Eine derartige Abwägung zweier gegenläufiger, jeweils grundrechtlich geschützter Interessen sieht das IFG
nicht vor, weil das Recht auf Informationszugang nach dem IFG keine Ausprägung eines grundrechtlichen Informationsanspruches ist. Die Entscheidung des Bundesverwaltungsgerichts bezog sich auch nicht auf einen
Antrag nach dem IFG, sondern auf einen unmittelbar aus dem Grundgesetz abgeleiteten presserechtlichen Anspruch.
Aber auch der Anspruch auf Informationszugang nach dem IFG kann mitunter mit grundrechtlich geschützten
Rechtspositionen wie z. B. dem Anspruch auf informationelle Selbstbestimmung oder der Berufsfreiheit kollidieren. Die grundrechtlich geschützten Positionen stoßen hier nur auf einen einfachgesetzlichen, also nicht verfassungsrechtlich gewährten Informationsanspruch.
Vor diesem Hintergrund ist der „absolute“ Vorrang etwa der Berufsfreiheit durch „abwägungsresistenten“
Schutz von Betriebs- und Geschäftsgeheimnissen in § 6 Satz 2 IFG nachvollziehbar.
2.1.8

Recht auf Aktualitätsvorsprung beim Informationszugang von Journalisten?

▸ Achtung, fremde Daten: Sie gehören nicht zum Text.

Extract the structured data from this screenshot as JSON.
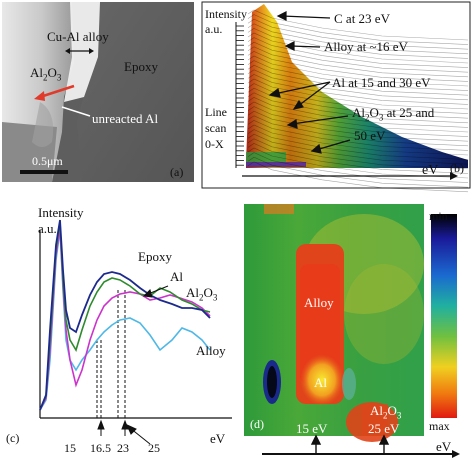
{
  "panel_a": {
    "label": "(a)",
    "labels": {
      "cual": "Cu-Al alloy",
      "al2o3": "Al2O3",
      "epoxy": "Epoxy",
      "unreacted": "unreacted Al"
    },
    "scale_bar": "0.5μm"
  },
  "panel_b": {
    "label": "(b)",
    "yaxis_lines": [
      "Intensity",
      "a.u."
    ],
    "line_scan": [
      "Line",
      "scan",
      "0-X"
    ],
    "xlabel": "eV",
    "annotations": [
      "C at 23 eV",
      "Alloy at ~16 eV",
      "Al at 15 and 30 eV",
      "Al2O3 at 25 and",
      "50 eV"
    ]
  },
  "panel_c": {
    "label": "(c)",
    "ylabel_lines": [
      "Intensity",
      "a.u."
    ],
    "xlabel": "eV",
    "tick_labels": [
      "15",
      "16.5",
      "23",
      "25"
    ],
    "legend": [
      "Epoxy",
      "Al",
      "Al2O3",
      "Alloy"
    ],
    "chart_data": {
      "type": "line",
      "xlabel": "eV",
      "ylabel": "Intensity a.u.",
      "marked_energies_eV": [
        15,
        16.5,
        23,
        25
      ],
      "series": [
        {
          "name": "Epoxy",
          "color": "#1c2a8c"
        },
        {
          "name": "Al",
          "color": "#2e8b2e"
        },
        {
          "name": "Al2O3",
          "color": "#cc33cc"
        },
        {
          "name": "Alloy",
          "color": "#4fb8e6"
        }
      ]
    }
  },
  "panel_d": {
    "label": "(d)",
    "scale_min": "min",
    "scale_max": "max",
    "labels": {
      "alloy": "Alloy",
      "al": "Al",
      "al2o3": "Al2O3",
      "energy_a": "25 eV"
    },
    "axis_ticks": [
      "15 eV"
    ],
    "xlabel": "eV"
  }
}
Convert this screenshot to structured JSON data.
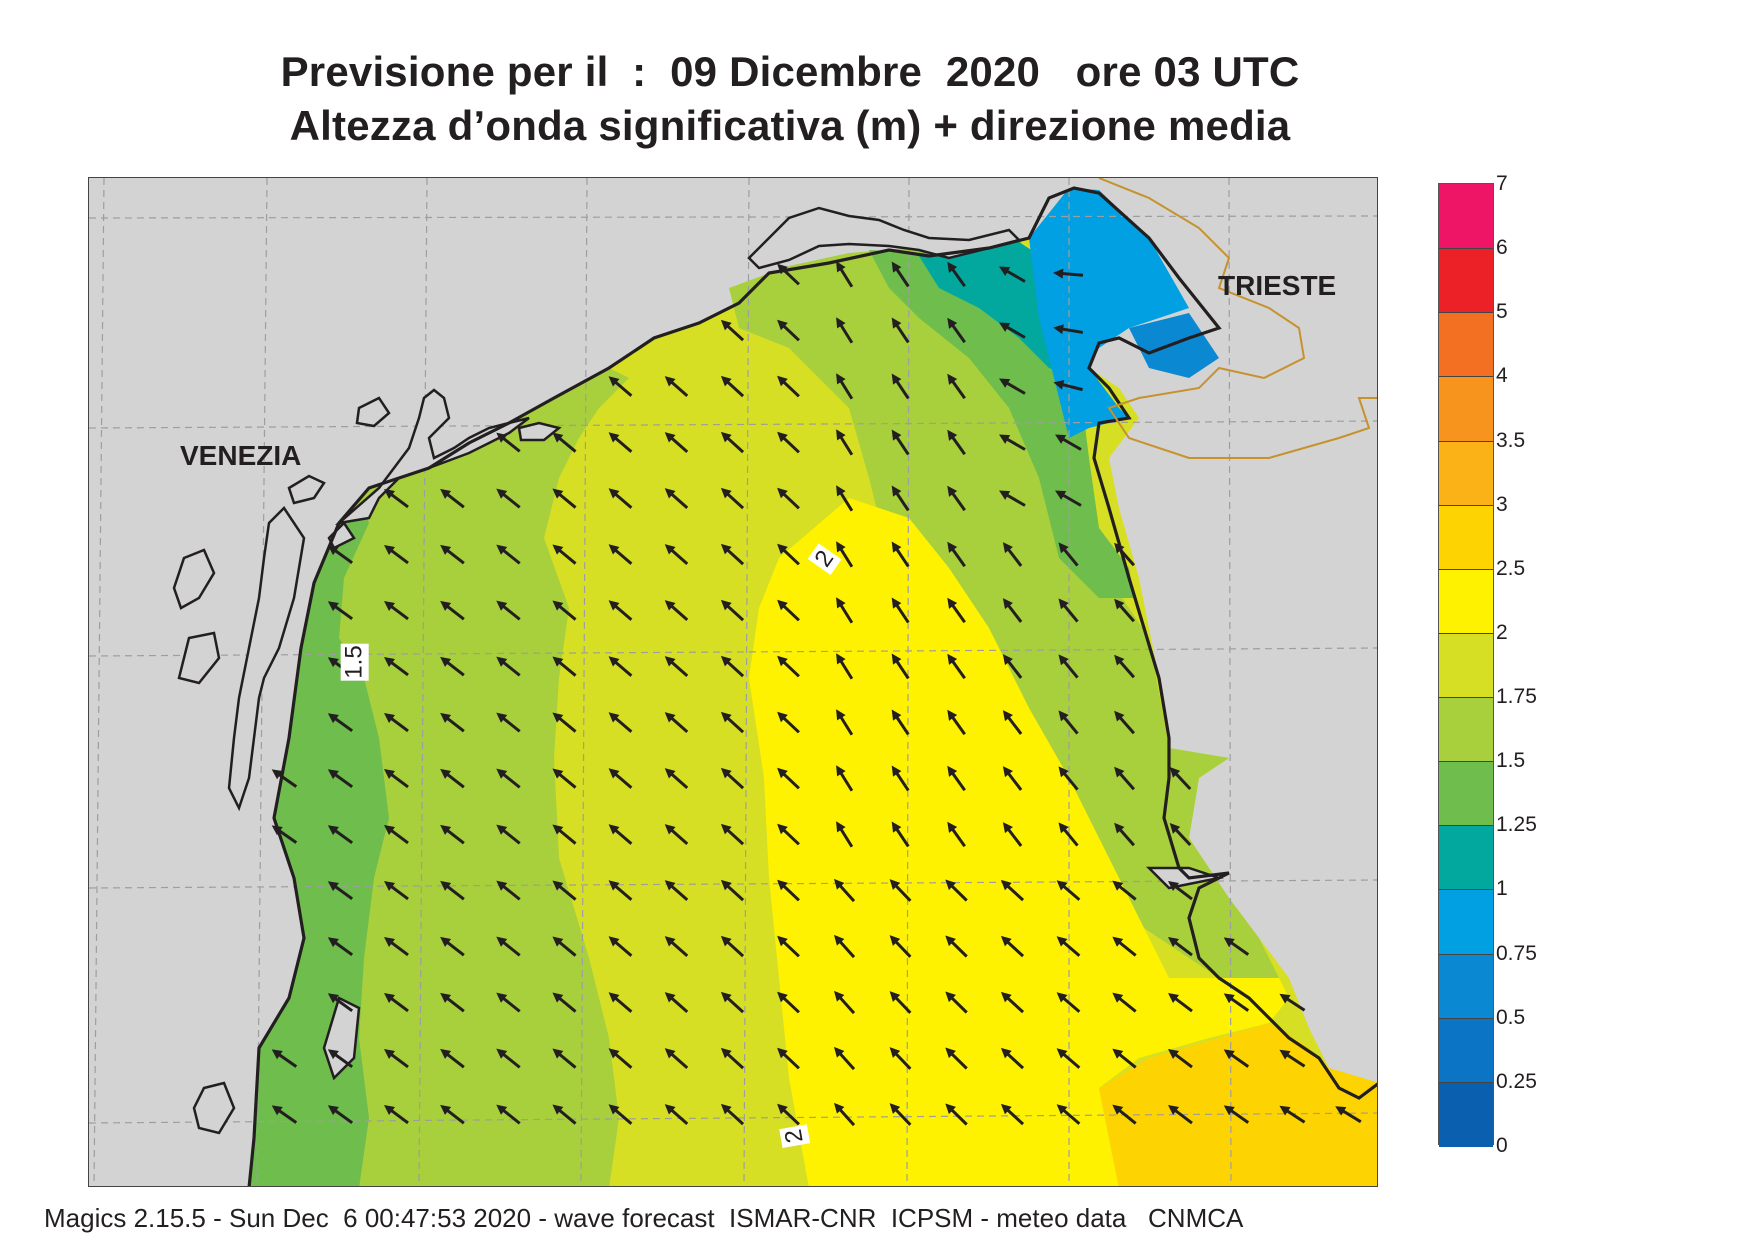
{
  "title_line1": "Previsione per il  :  09 Dicembre  2020   ore 03 UTC",
  "title_line2": "Altezza d’onda significativa (m) + direzione media",
  "cities": {
    "venezia": "VENEZIA",
    "trieste": "TRIESTE"
  },
  "contour_labels": [
    "1.5",
    "2",
    "2"
  ],
  "legend": {
    "labels": [
      "7",
      "6",
      "5",
      "4",
      "3.5",
      "3",
      "2.5",
      "2",
      "1.75",
      "1.5",
      "1.25",
      "1",
      "0.75",
      "0.5",
      "0.25",
      "0"
    ],
    "colors": [
      "#ee1566",
      "#ec2027",
      "#f36f21",
      "#f7941d",
      "#fbb217",
      "#fdd302",
      "#fff200",
      "#d6df23",
      "#a8cf3c",
      "#6fbd4c",
      "#02a89e",
      "#00a0e2",
      "#0a89d2",
      "#0b74c4",
      "#0a5fae"
    ]
  },
  "footer": "Magics 2.15.5 - Sun Dec  6 00:47:53 2020 - wave forecast  ISMAR-CNR  ICPSM - meteo data   CNMCA",
  "colors": {
    "land": "#d3d3d3",
    "coast": "#231f20",
    "border": "#c6922e",
    "arrow": "#231f20",
    "grid": "#9e9e9e"
  }
}
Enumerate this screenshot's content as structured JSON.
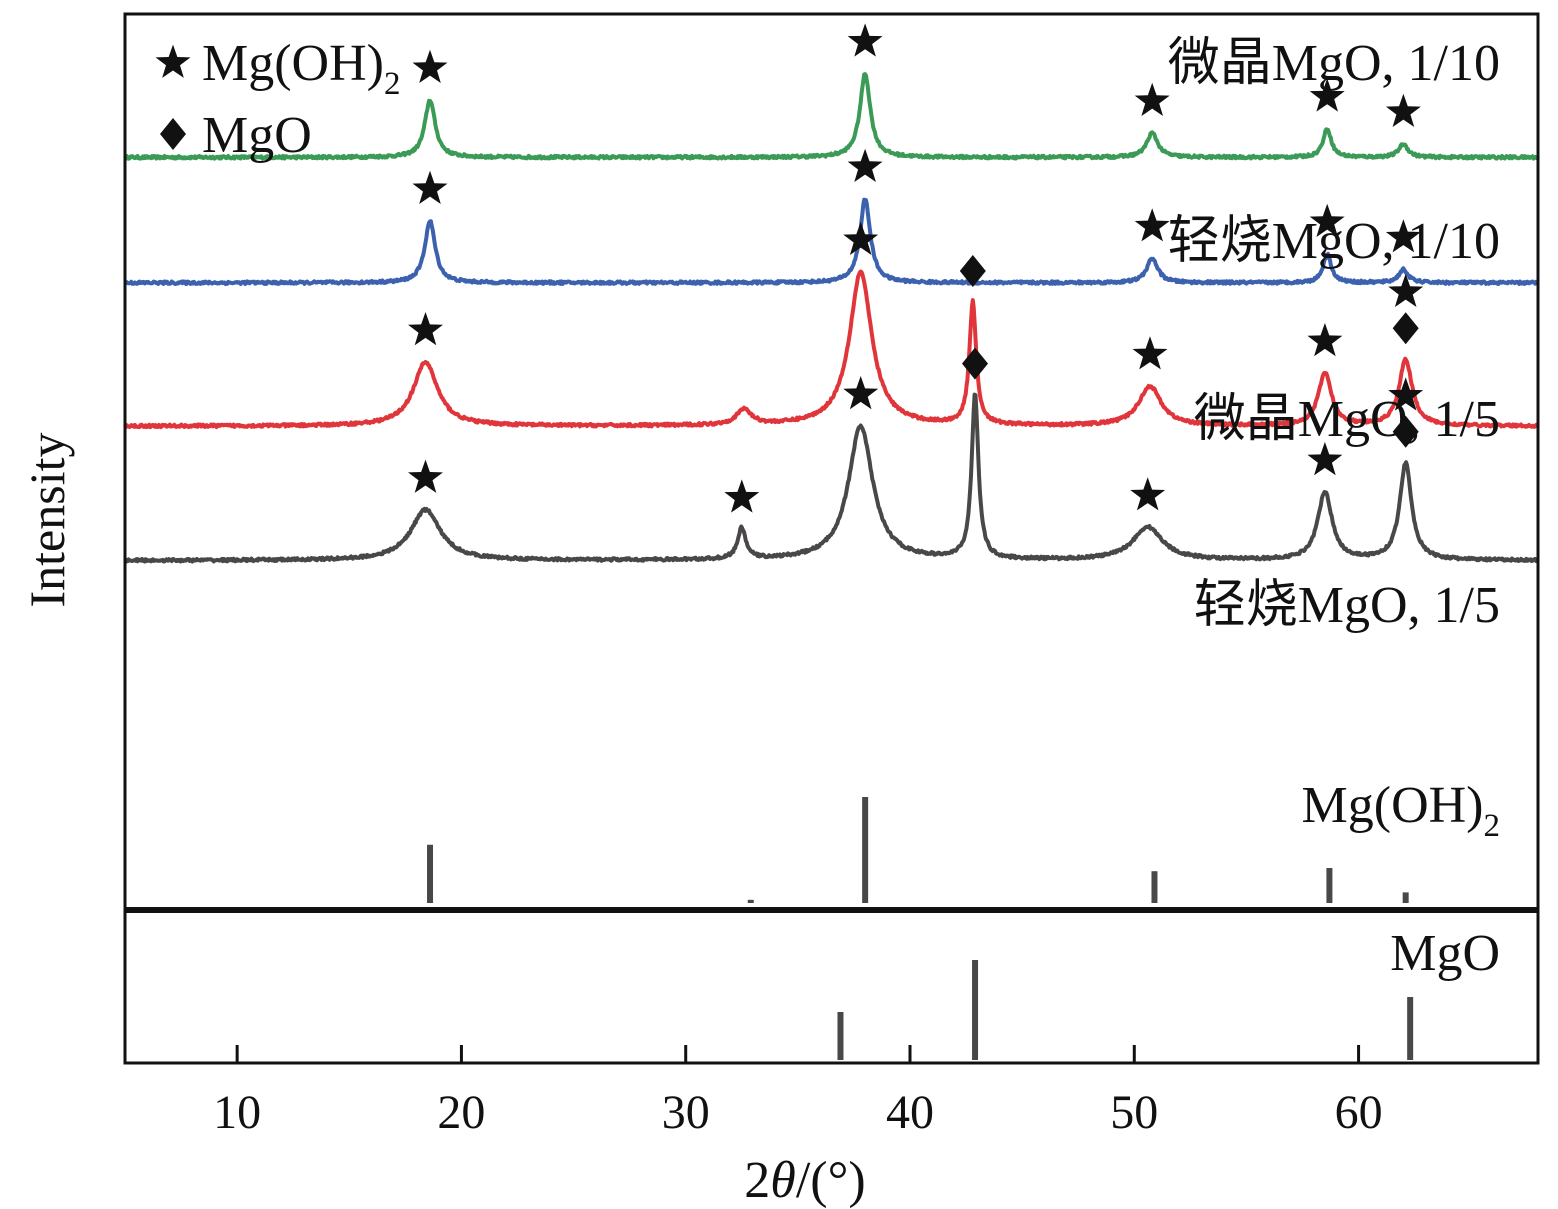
{
  "chart_data": {
    "type": "line",
    "xlabel_pre": "2",
    "xlabel_theta": "θ",
    "xlabel_post": "/(°)",
    "ylabel": "Intensity",
    "xlim": [
      5,
      68
    ],
    "x_ticks": [
      10,
      20,
      30,
      40,
      50,
      60
    ],
    "grid": false,
    "legend_position": "top-left",
    "legend": [
      {
        "marker": "star",
        "text": "Mg(OH)",
        "sub": "2"
      },
      {
        "marker": "diamond",
        "text": "MgO",
        "sub": ""
      }
    ],
    "series": [
      {
        "name": "微晶MgO, 1/10",
        "color": "#3a9a56",
        "baseline_pct": 84,
        "peaks": [
          {
            "x": 18.6,
            "h": 2.6,
            "w": 0.28,
            "marker": "star"
          },
          {
            "x": 38.0,
            "h": 3.8,
            "w": 0.28,
            "marker": "star"
          },
          {
            "x": 50.8,
            "h": 1.1,
            "w": 0.3,
            "marker": "star"
          },
          {
            "x": 58.6,
            "h": 1.3,
            "w": 0.22,
            "marker": "star"
          },
          {
            "x": 62.0,
            "h": 0.6,
            "w": 0.25,
            "marker": "star"
          }
        ]
      },
      {
        "name": "轻烧MgO, 1/10",
        "color": "#3c61ae",
        "baseline_pct": 70,
        "peaks": [
          {
            "x": 18.6,
            "h": 2.8,
            "w": 0.28,
            "marker": "star"
          },
          {
            "x": 38.0,
            "h": 3.8,
            "w": 0.28,
            "marker": "star"
          },
          {
            "x": 50.8,
            "h": 1.1,
            "w": 0.3,
            "marker": "star"
          },
          {
            "x": 58.6,
            "h": 1.3,
            "w": 0.22,
            "marker": "star"
          },
          {
            "x": 62.0,
            "h": 0.6,
            "w": 0.25,
            "marker": "star"
          }
        ]
      },
      {
        "name": "微晶MgO, 1/5",
        "color": "#e0353a",
        "baseline_pct": 54,
        "peaks": [
          {
            "x": 18.4,
            "h": 2.9,
            "w": 0.65,
            "marker": "star"
          },
          {
            "x": 32.6,
            "h": 0.7,
            "w": 0.4,
            "marker": ""
          },
          {
            "x": 37.8,
            "h": 7.0,
            "w": 0.6,
            "marker": "star"
          },
          {
            "x": 42.8,
            "h": 5.6,
            "w": 0.18,
            "marker": "diamond"
          },
          {
            "x": 50.7,
            "h": 1.8,
            "w": 0.6,
            "marker": "star"
          },
          {
            "x": 58.5,
            "h": 2.4,
            "w": 0.35,
            "marker": "star"
          },
          {
            "x": 62.1,
            "h": 3.0,
            "w": 0.35,
            "marker": "star+diamond"
          }
        ]
      },
      {
        "name": "轻烧MgO, 1/5",
        "color": "#4a4747",
        "baseline_pct": 39,
        "peaks": [
          {
            "x": 18.4,
            "h": 2.3,
            "w": 0.8,
            "marker": "star"
          },
          {
            "x": 32.5,
            "h": 1.4,
            "w": 0.22,
            "marker": "star"
          },
          {
            "x": 37.8,
            "h": 6.1,
            "w": 0.65,
            "marker": "star"
          },
          {
            "x": 42.9,
            "h": 7.5,
            "w": 0.18,
            "marker": "diamond"
          },
          {
            "x": 50.6,
            "h": 1.5,
            "w": 0.8,
            "marker": "star"
          },
          {
            "x": 58.5,
            "h": 3.1,
            "w": 0.38,
            "marker": "star"
          },
          {
            "x": 62.1,
            "h": 4.4,
            "w": 0.32,
            "marker": "star+diamond"
          }
        ]
      }
    ],
    "references": [
      {
        "name": "Mg(OH)",
        "sub": "2",
        "color": "#4a4747",
        "lines": [
          {
            "x": 18.6,
            "i": 0.55
          },
          {
            "x": 32.9,
            "i": 0.03
          },
          {
            "x": 38.0,
            "i": 1.0
          },
          {
            "x": 50.9,
            "i": 0.3
          },
          {
            "x": 58.7,
            "i": 0.33
          },
          {
            "x": 62.1,
            "i": 0.1
          }
        ]
      },
      {
        "name": "MgO",
        "sub": "",
        "color": "#4a4747",
        "lines": [
          {
            "x": 36.9,
            "i": 0.48
          },
          {
            "x": 42.9,
            "i": 1.0
          },
          {
            "x": 62.3,
            "i": 0.63
          }
        ]
      }
    ]
  }
}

Die Neutralitätspflicht des Staates gebietet es nicht, bei mehreren Anträgen auf Informationszugang zu einem
bestimmten Themenkomplex dem ersten Antragsteller einen Aktualitätsvorsprung gegenüber späteren
Antragstellern einzuräumen.
Dies war die zentrale Rechtsfrage, über die das Verwaltungsgericht Berlin im Frühjahr 2015 entscheiden musste. Zwei Journalisten recherchierten 2011 zum sog. „Deutschen Herbst“. Der erste beantragte im März 2011
beim Bundeskanzleramt Akteneinsicht in und Kopie der Akten zu drei Opfern des „Deutschen Herbst“ 1977,
zur Entführung der „Landshut“ und der Ausbildung von Terroristen in Jemen. Der zweite Journalist begehrte
Ende Juni 2011 ebenfalls beim Bundeskanzleramt Einsichtnahme in Akten der Bundesregierung zum Krisenmanagement während der Schleyer-Entführung und der Terrorismusbekämpfung der Regierung Helmut
Schmidt 1977.
Der erste Antragsteller und spätere Kläger erhielt mit vier Teilbescheiden vom 29.04., 20.06., 03.11. und
22.12.2011 zunächst Auskunft über die an das Bundesarchiv abgegebenen Akten sowie Kopien zu zahlreichen
Vorgängen. Zu 421 Dokumenten wurde der Zugang verweigert. Weitere Informationen wurden ihm 2012 zur
Verfügung gestellt.
Der zweite Journalist erhielt mit Bescheid vom 06.01. 2.012 Kopien aus 59 Vorgängen. Zu 421 Dokumenten
wurde auch ihm der Zugang verwehrt. Auch ihm wurden im Laufe des Jahres 2012 weitere Informationen
übermittelt.
Am 5. August veröffentlichte der zweite Journalist seine Story, für die er Informationen des BK zu Telefonaten
zwischen dem Bundeskanzler Helmut Schmidt und Staatsminister Wischnewski verwendete. Diese Informationen hatte das Bundeskanzleramt mit Schreiben vom 30.07.2012 abgesandt. Mit Schreiben vom gleichen Tag
wurden diese Informationen auch dem Konkurrenten und ersten Antragsteller übersandt.
Der erste Journalist blieb hier nur zweiter Sieger. Sein (auch) auf dasselbe, ebenfalls am 30.07.2012 übersandte
Material gestützter Artikel erschien erst am 6. August.